People have known that blackcurrants have medicinal qualities for centuries and science is catching up to confirm that they have high levels of vitamins C, B6 and E, antioxidants and omega 3. And not just the fruit but the leaves can also be used to preserve vegetables and make a tea that is not unlike green tea.
Blackcurrants grow well in climates with hot summers and cold winters and are not difficult to grow. The fruit ripens during December and January and freezes very well. Prune blackcurrants by thinning out old canes periodically.
Some people are put off growing currants because of the tedious business of topping and tailing stems from the fruit before cooking. This isn’t necessary, cook them all up together and sieve it if you’re fussy but I guarantee you won’t notice them.
Red and white currants are less common but equally easy to grow. They ripen at the same time as blackcurrants but you prune them slightly differently. Instead of removing old canes you prune them back periodically. They fruit on 2-3 year old wood so you just need to give it a haircut every now and then to encourage some new wood but ensure there is plenty of old wood left for fruiting.
White currants are similar to redcurrants in pruning but the fruit is a little sweeter and very delicate in flavour. A mature currant bush, well pruned, will yield between 3kg and 4kg of fruit per year. They only grow to around 1m so are easy to net for birds and they are relatively pest and disease free.

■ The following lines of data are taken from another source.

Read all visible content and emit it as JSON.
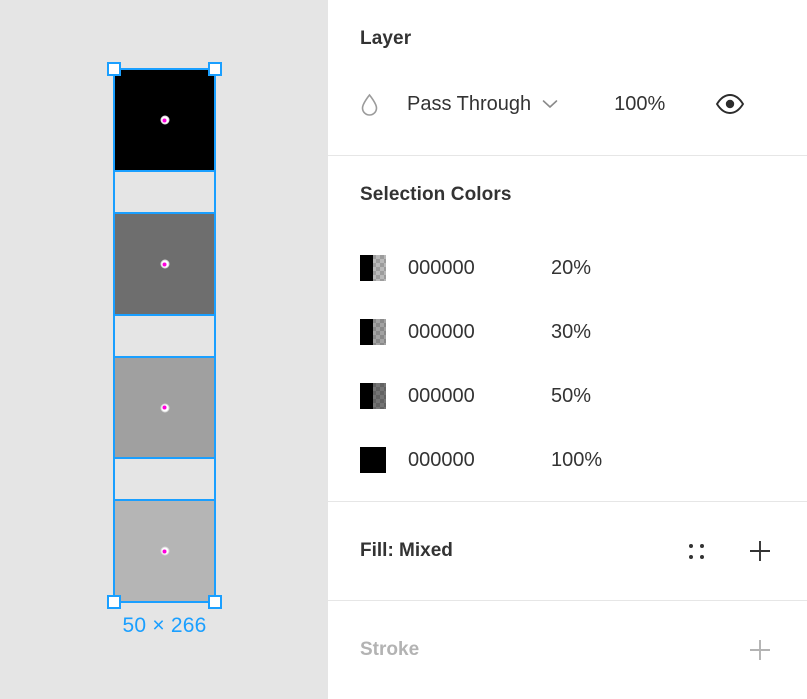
{
  "canvas": {
    "background_color": "#e5e5e5",
    "selection_color": "#1a9fff",
    "center_dot_color": "#ff00dd",
    "dimension_label": "50 × 266",
    "rects": [
      {
        "name": "rect-black",
        "fill": "#000000",
        "opacity_label": "100%"
      },
      {
        "name": "rect-gray-50",
        "fill": "#6e6e6e",
        "opacity_label": "50%"
      },
      {
        "name": "rect-gray-30",
        "fill": "#a0a0a0",
        "opacity_label": "30%"
      },
      {
        "name": "rect-gray-20",
        "fill": "#b5b5b5",
        "opacity_label": "20%"
      }
    ]
  },
  "panel": {
    "layer": {
      "title": "Layer",
      "blend_mode": "Pass Through",
      "opacity": "100%",
      "blend_icon": "droplet-icon",
      "chevron_icon": "chevron-down-icon",
      "visibility_icon": "eye-icon"
    },
    "selection_colors": {
      "title": "Selection Colors",
      "rows": [
        {
          "hex": "000000",
          "opacity": "20%",
          "alpha": 0.2
        },
        {
          "hex": "000000",
          "opacity": "30%",
          "alpha": 0.3
        },
        {
          "hex": "000000",
          "opacity": "50%",
          "alpha": 0.5
        },
        {
          "hex": "000000",
          "opacity": "100%",
          "alpha": 1.0
        }
      ]
    },
    "fill": {
      "title": "Fill: Mixed",
      "styles_icon": "four-dots-grid-icon",
      "add_icon": "plus-icon"
    },
    "stroke": {
      "title": "Stroke",
      "add_icon": "plus-icon"
    }
  }
}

Some of my favourite recipes for cooking with currants include:
Gently cook 1.5kgs of blackcurrants with a pint of water until soft and squeeze it through cotton muslin. Then add 500 grams of sugar to every 600 mls of juice and cook gently for 10 minutes. Allow it to cool and pour it into sterilized bottles. You can add citric acid as a preservative if you’re keeping it out of the fridge.

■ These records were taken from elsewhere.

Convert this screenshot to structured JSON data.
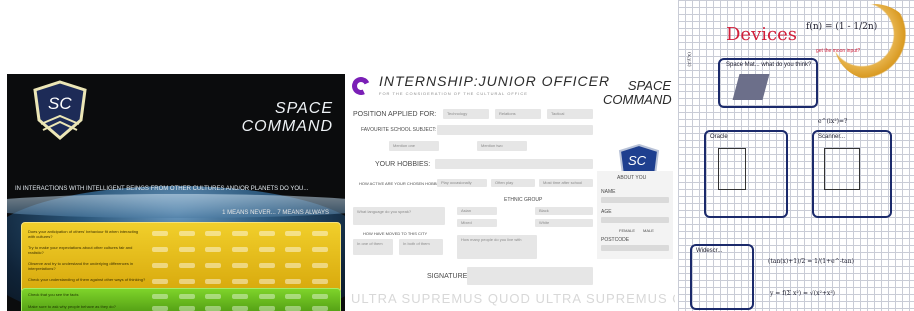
{
  "panel_left": {
    "badge_text": "SC",
    "title_line1": "SPACE",
    "title_line2": "COMMAND",
    "intro": "In interactions with intelligent beings from other cultures and/or planets do you...",
    "scale": "1 means never... 7 means always",
    "yellow_questions": [
      "Does your anticipation of others' behaviour fit when interacting with cultures?",
      "Try to make your expectations about other cultures fair and realistic?",
      "Observe and try to understand the underlying differences in interpretations?",
      "Check your understanding of them against other ways of thinking?"
    ],
    "green_questions": [
      "Check that you see the facts",
      "Make sure to ask why people behave as they do?"
    ]
  },
  "panel_middle": {
    "title": "INTERNSHIP:JUNIOR OFFICER",
    "subtitle": "For the consideration of the Cultural Office",
    "position_label": "Position Applied for:",
    "position_options": [
      "Technology",
      "Relations",
      "Tactical"
    ],
    "favourite_subject_label": "Favourite school subject:",
    "small_field_1": "Mention one",
    "small_field_2": "Mention two",
    "hobbies_label": "Your Hobbies:",
    "hobby_question": "How active are your chosen hobbies?",
    "hobby_options": [
      "Play occasionally",
      "Often play",
      "Most time after school"
    ],
    "ethnic_label": "Ethnic Group",
    "side_prompt_1": "What language do you speak?",
    "side_prompt_2": "How have moved to this city",
    "side_prompt_3": "How many people do you live with",
    "left_choice_1": "In one of them",
    "left_choice_2": "In both of them",
    "ethnic_options": [
      "Asian",
      "Black",
      "Mixed",
      "White"
    ],
    "signature_label": "Signature",
    "space_title_line1": "SPACE",
    "space_title_line2": "COMMAND",
    "badge_text": "SC",
    "about_label": "About you",
    "name_label": "Name",
    "age_label": "Age",
    "gender_options": [
      "Female",
      "Male"
    ],
    "postcode_label": "Postcode",
    "watermark": "ULTRA SUPREMUS QUOD ULTRA SUPREMUS QUOD"
  },
  "panel_right": {
    "heading": "Devices",
    "red_note": "get the moon input?",
    "equation_top": "f(n) = (1 - 1/2n)",
    "equation_mid": "e^(ix²)=?",
    "sketch1_label": "Space Mat... what do you think?",
    "sketch2_label": "Oracle",
    "sketch3_label": "Scanner...",
    "sketch4_label": "Widescr...",
    "eq_bottom_1": "(tan(x)+1)/2 = 1/(1+e^-tan)",
    "eq_bottom_2": "y = f(Σ x²) = √(x²+x²)",
    "eq_side": "(x,y,z)"
  },
  "colors": {
    "yellow": "#e6be1f",
    "green": "#6fc325",
    "purple": "#7a1fb6",
    "pen_red": "#d11f3a",
    "pen_blue": "#1b2a6b"
  }
}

Dilute with soda water for a refreshing cordial or hot water for an excellent tonic if you are suffering from a cold.
Blackcurrant and Rhubarb Jam
Boil 2kgs of blackcurrants and 1kg of rhubarb in 2 liters of water for 30 minutes, mashing it up. Stir in 2.5kg of sugar and boil it for 15 minutes or until the jam sets on a saucer. Pour into clean dry jars, warmed in the oven on a low heat and seal.
Blackcurrants are also a great freezer standby for throwing into tarts, smoothies, salads and making intense purees for serving with desserts and red meats. They also make the wonderful Creme de Cassis liquer with vodka and red wine.
If you would like to grow currants in your garden click here to see the varieties we have available.
Much of my blackcurrant cooking comes from a wonderful cook book called “The Mighty Blackcurrant Recipe Book” published by the Sarau Festival as a fundraiser. It is out of print now but if you want them to do another print run contact them and if they get enough takers they may well.